Mogadishu(SONNA)- FAO calls for urgent funding to control further breeding
18 December 2019, Mogadishu– Somalia faces the worst Desert Locust outbreak in over 25 years, according to the emergency update issued today by the country office of the Food and Agriculture Organization of the United Nations in Somalia and FAO’s Desert Locust Information Service in Rome.
Desert Locust breeding is ongoing in Somaliland, Puntland and Galmudug (Mudug). An estimated 70 000 hectares of land have been infested by hoppers and breeding adults, which have already damaged crop and pastures in Somalia and Ethiopia. They are affecting pasture and threating staple food crops of agropastoral and pastoral families in rural areas.
“We are talking about a medium to long-term intervention. The impact of our actions in the short term is going to be very limited, but we can make a difference to support livelihoods and avoid further disastrous consequences for the next Gu season in 2020 if we act now,” says Etienne Peterschmitt, FAO Representative in Somalia.
Over the next six months, more than 100 000 hectares of land will require direct control intervention in Somalia. According to the UN Agency, the fight against Desert Locust calls for immediate institutional, infrastructural and technical investments for larger scale actions in 2020 and beyond. “FAO requires an additional USD 3 million for this initial response,” says Peterschmitt.
Thanks to the United Kingdom of Great Britain and Northern Ireland’s DFID funding, FAO is already working very closely with Ministries of Agriculture and partner organizations on surveillance and control efforts in Somaliland and Puntland to prevent the spread of desert locust to southern and central Somalia.
FAO has also facilitated surveys covering over 20 000 hectares in Puntland and Somaliland. Twenty Ministry of Agricultural Development staff have been trained on the application of biopesticide in Somaliland, where spray operations have just started to control breeding.
“Given the scale of the disaster, aerial spray using airplanes would have been the ideal control measure. However, security conditions in most parts of Somalia do not allow it,” says the FAO Representative in Somalia.
Unanticipated scale, transboundary consequences and challenges to fight the outbreak
The situation is far worse than anticipated and it has been exacerbated by exceptionally high rainfall and cyclone Pawan. If left unattended, Desert Locust will likely spread to the main crop growing areas in southern Somalia, northeastern Kenya, Eritrea and Djibouti.
So far, the locust infestations have been confined to rangeland and grasslands areas in Somaliland and Puntland. However, once adults form immature swarms, there is a greater possibility that some swarms will migrate south towards the Ethiopian border area with southern Somalia (Jubaland, South West and Hirshabelle Federal Members States) while other swarms will remain in place, mature and lay eggs for another generation of breeding, according to FAO.

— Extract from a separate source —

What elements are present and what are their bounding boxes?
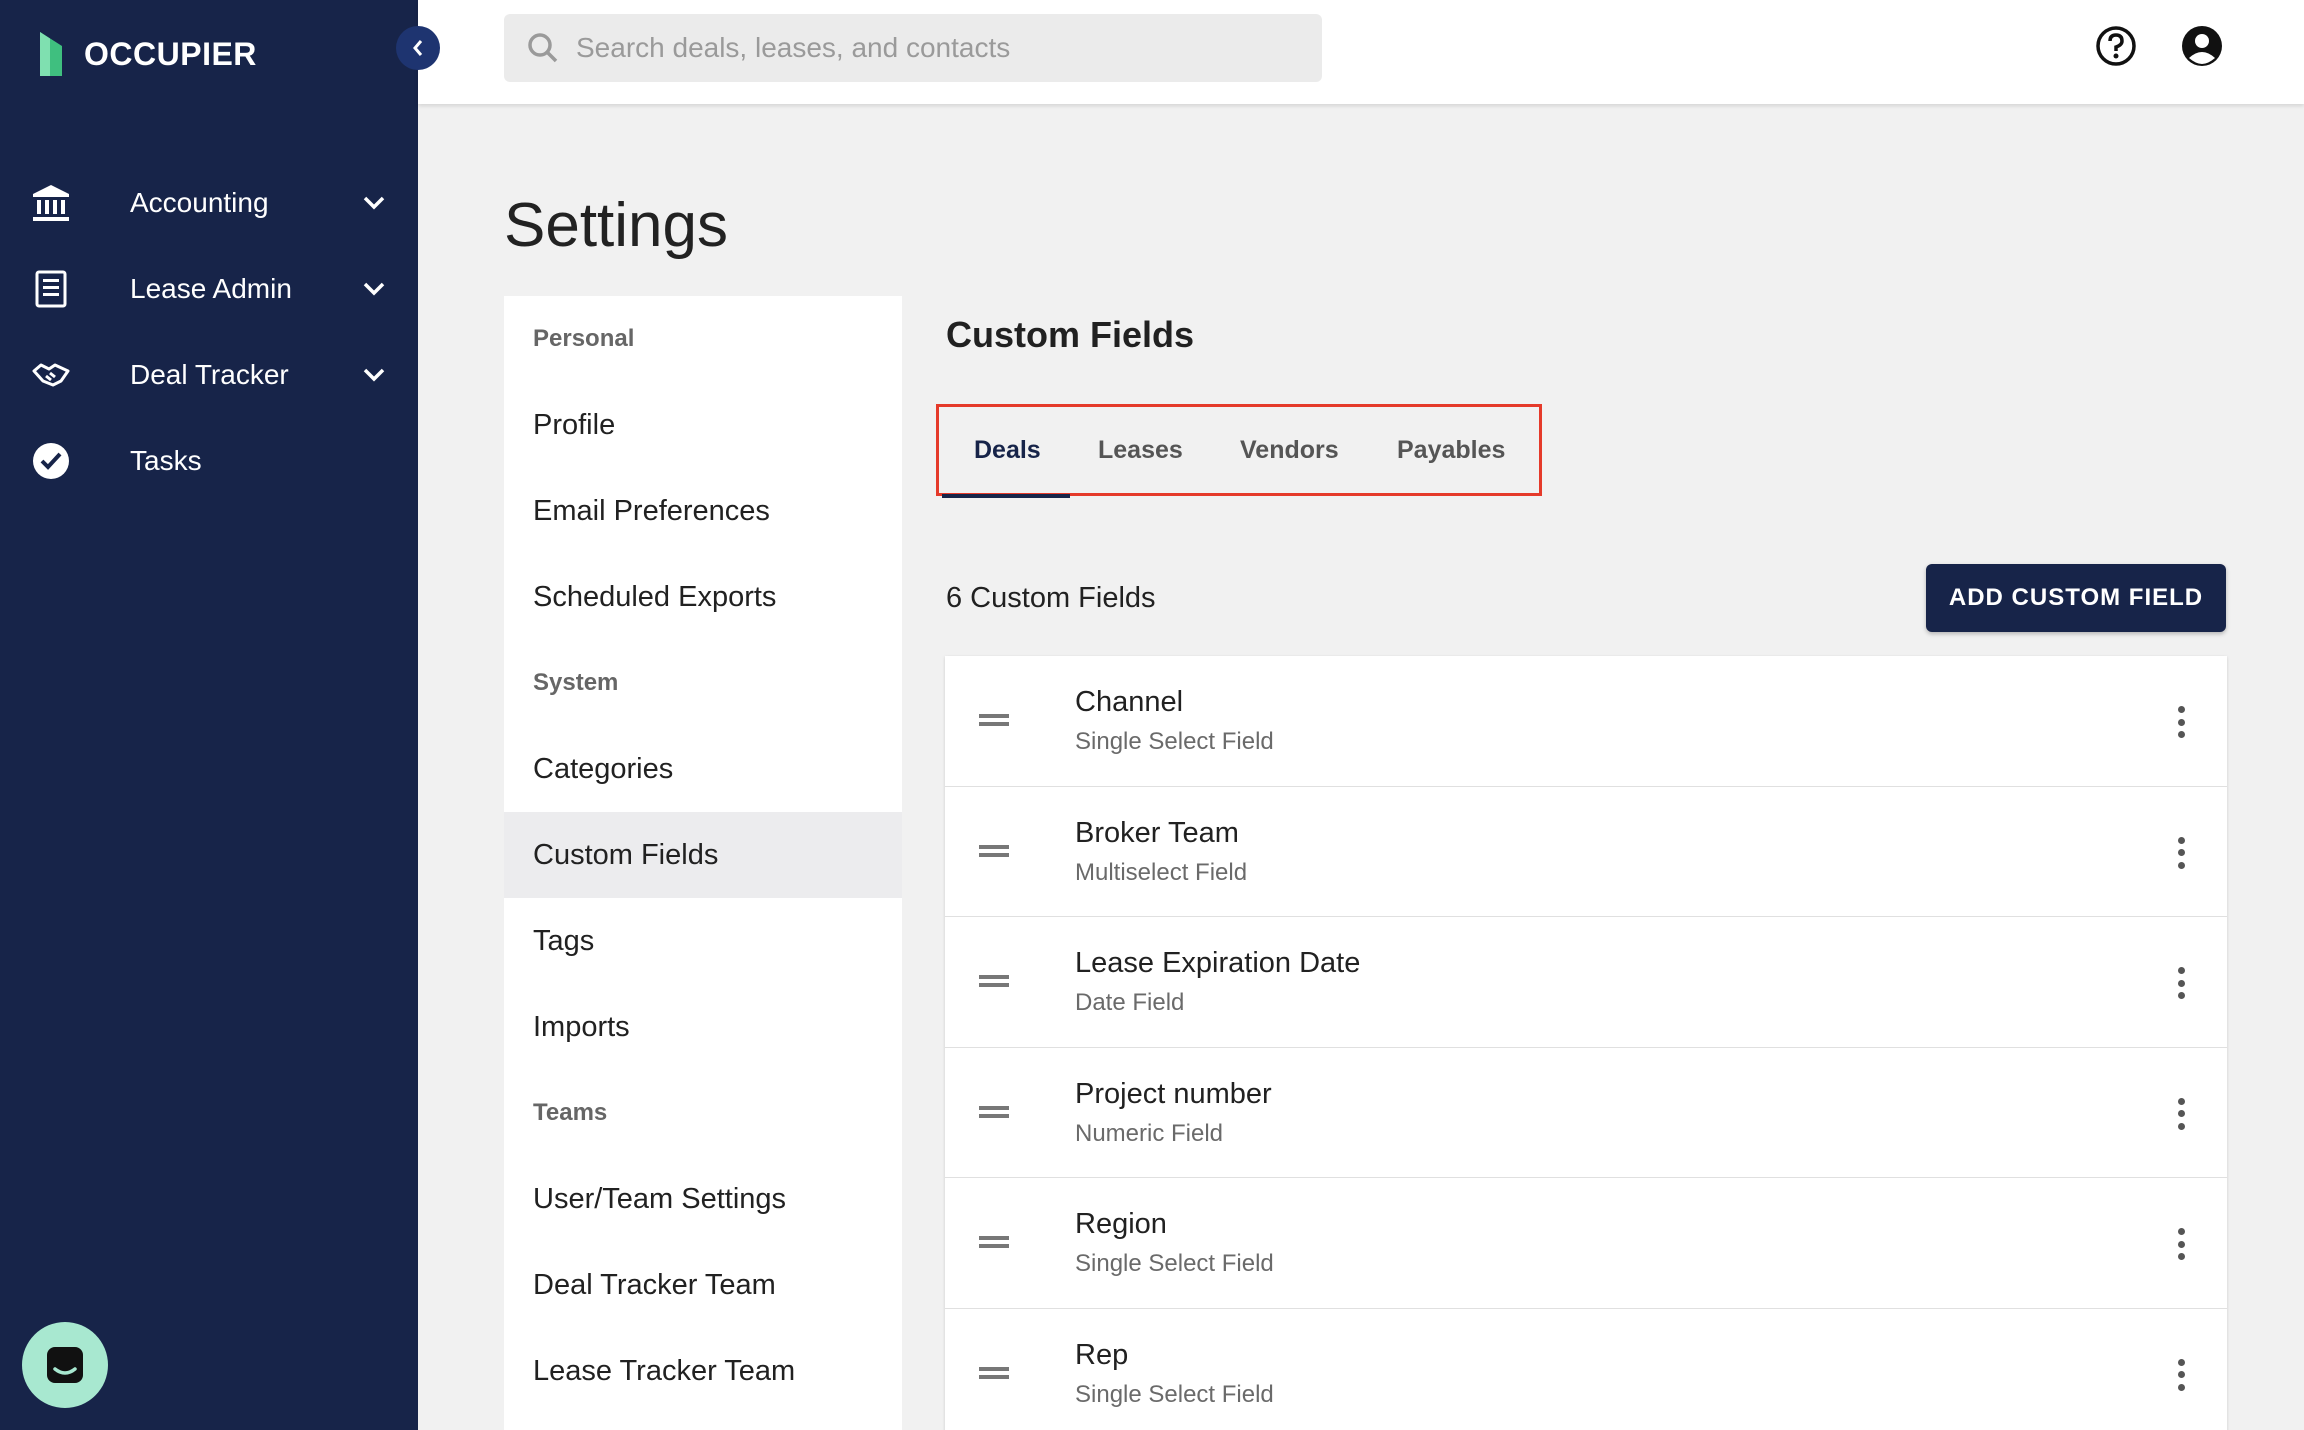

“The immature swarms are the most destructive stage and can seriously threaten the 2019 Deyr [October-December] season food and fodder production,” says Alphonse Owuor, Crop Protection Officer of FAO in Somalia.
Limited resources and capacity compared to the immense scale of the outbreak, coupled with continued insecurity in central and southern Somalia will pose a serious challenge to combat this unprecedented massive outbreak, which is expected to become a long fight that will require concerted efforts at regional level.
Background on Desert Locust
Desert Locust is a transboundary pest with the ability to spread over large areas causing considerable damage to pasture and crops. Outbreaks occur periodically but are complex to predict. When not managed at the place of origin or breeding ground, they can lead to loss of up to 100 percent of food and fodder crops.
A typical Desert Locust swarm can contain up to 150 million locusts per square kilometer. Swarms migrate with the wind and can cover 100-150 km a day. An average swarm will destroy enough crops that could feed 2 500 people for one year.